Mas os fortes mancebos que na praia
punham os pés, de terra cobiçosos,
que não há nenhum deles que não saia,
de acharem caça agreste desejosos,
não cuidam que, sem laço ou redes caia
caça naqueles montes deleitosos
tão suave, doméstica e benigna,
qual ferida lha tinha já Ericina.

Alguns que em espingardas e nas bestas
para ferir os cervos se fiavam,
pelos sombrios matos e florestas
determinadamente se lançavam;
outros, nas sombras que das altas sestas
defendem a verdura, passeavam
ao longo da água, que suave e queda
por alvas pedras corre à praia leda.

Começam de enxergar subitamente
por entre verdes ramos várias cores,
cores de quem a vista julga e sente
que não eram das rosas ou das flores,
mas da lã fina e seda diferente
que mais incita a força dos amores,
de que se vestem as humanas rosas
fazendo-se por arte mais formosas.

Dá Veloso espantado um grande grito:
«Senhores, caça estranha, disse, é esta:
se ainda dura o gentio antigo rito,
a Deusas é sagrada esta floresta.
Mais descobrimos do que humano espírito
desejou nunca; e bem se manifesta
que são grandes as coisas e excelentes,
que o mundo encobre aos homens imprudentes.

Sigamos estas Deusas e vejamos
se fantásticas são se verdadeiras.»
Isto dito, velozes mais que gamos,
se lançam a correr pelas ribeiras.
Fugindo as ninfas vão por entre os ramos,
mas mais industriosas que ligeiras,
pouco e pouco, sorrindo e gritos dando,
se deixam ir dos galgos alcançando.

De uma os cabelos de ouro o vento leva
correndo, e da outra as fraldas delicadas;
acende-se o desejo que se ceva
nas alvas carnes súbito mostradas;
uma de indústria cai e já releva
com mostras mais macias que indignadas,
que sobre ela empecendo também caia
quem a seguiu pela arenosa praia.

Outros por outra parte vão topar
com as Deusas despidas que se lavam;
elas começam súbito a gritar,
como que assalto tal não esperavam.
Umas fingindo menos estimar
a vergonha que a força, se lançavam
nuas por entre o mato, aos olhos dando
o que às mãos cobiçosas vão negando.

[…]

Oh que famintos beijos na floresta!
E que mimoso choro que soava!
Que afagos tão suaves!
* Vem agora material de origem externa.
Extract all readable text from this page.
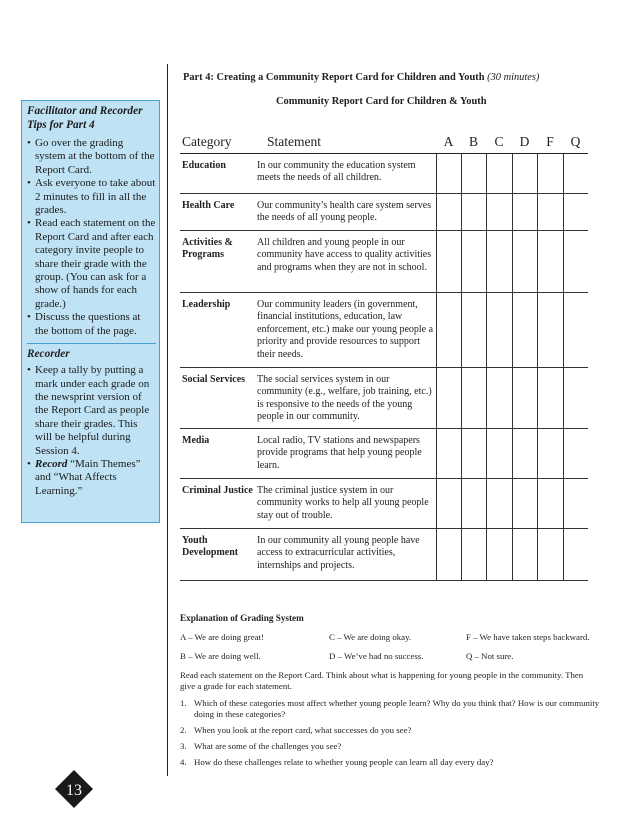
Facilitator and Recorder Tips for Part 4
• Go over the grading system at the bottom of the Report Card.
• Ask everyone to take about 2 minutes to fill in all the grades.
• Read each statement on the Report Card and after each category invite people to share their grade with the group. (You can ask for a show of hands for each grade.)
• Discuss the questions at the bottom of the page.
Recorder
• Keep a tally by putting a mark under each grade on the newsprint version of the Report Card as people share their grades. This will be helpful during Session 4.
• Record “Main Themes” and “What Affects Learning.”
Part 4: Creating a Community Report Card for Children and Youth (30 minutes)
Community Report Card for Children & Youth
Category	Statement	A	B	C	D	F	Q
Education	In our community the education system meets the needs of all children.						
Health Care	Our community’s health care system serves the needs of all young people.						
Activities & Programs	All children and young people in our community have access to quality activities and programs when they are not in school.						
Leadership	Our community leaders (in government, financial institutions, education, law enforcement, etc.) make our young people a priority and provide resources to support their needs.						
Social Services	The social services system in our community (e.g., welfare, job training, etc.) is responsive to the needs of the young people in our community.						
Media	Local radio, TV stations and newspapers provide programs that help young people learn.						
Criminal Justice	The criminal justice system in our community works to help all young people stay out of trouble.						
Youth Development	In our community all young people have access to extracurricular activities, internships and projects.						
Explanation of Grading System
A – We are doing great!	C – We are doing okay.	F – We have taken steps backward.
B – We are doing well.	D – We’ve had no success.	Q – Not sure.
Read each statement on the Report Card. Think about what is happening for young people in the community. Then give a grade for each statement.
1. Which of these categories most affect whether young people learn? Why do you think that? How is our community doing in these categories?
2. When you look at the report card, what successes do you see?
3. What are some of the challenges you see?
4. How do these challenges relate to whether young people can learn all day every day?
13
Que ira honesta,
que em risinhos alegres se tornava
o que mais passam na manhã e na sesta,
que Vénus com prazeres inflamava,
melhor é experimentá-lo que julgá-lo,
mas julgue-o quem não pode experimentá-lo.

[…]

(de Os Lusíadas, 1572 – transcrição conforme a Antologia de Poesia Portuguesa Erótica e Satírica, selecção, prefacio e notas de Natália Correia, 3ª edição: Antígona / frenesi, 1999 / 1ª edição: Afrodite, 1965)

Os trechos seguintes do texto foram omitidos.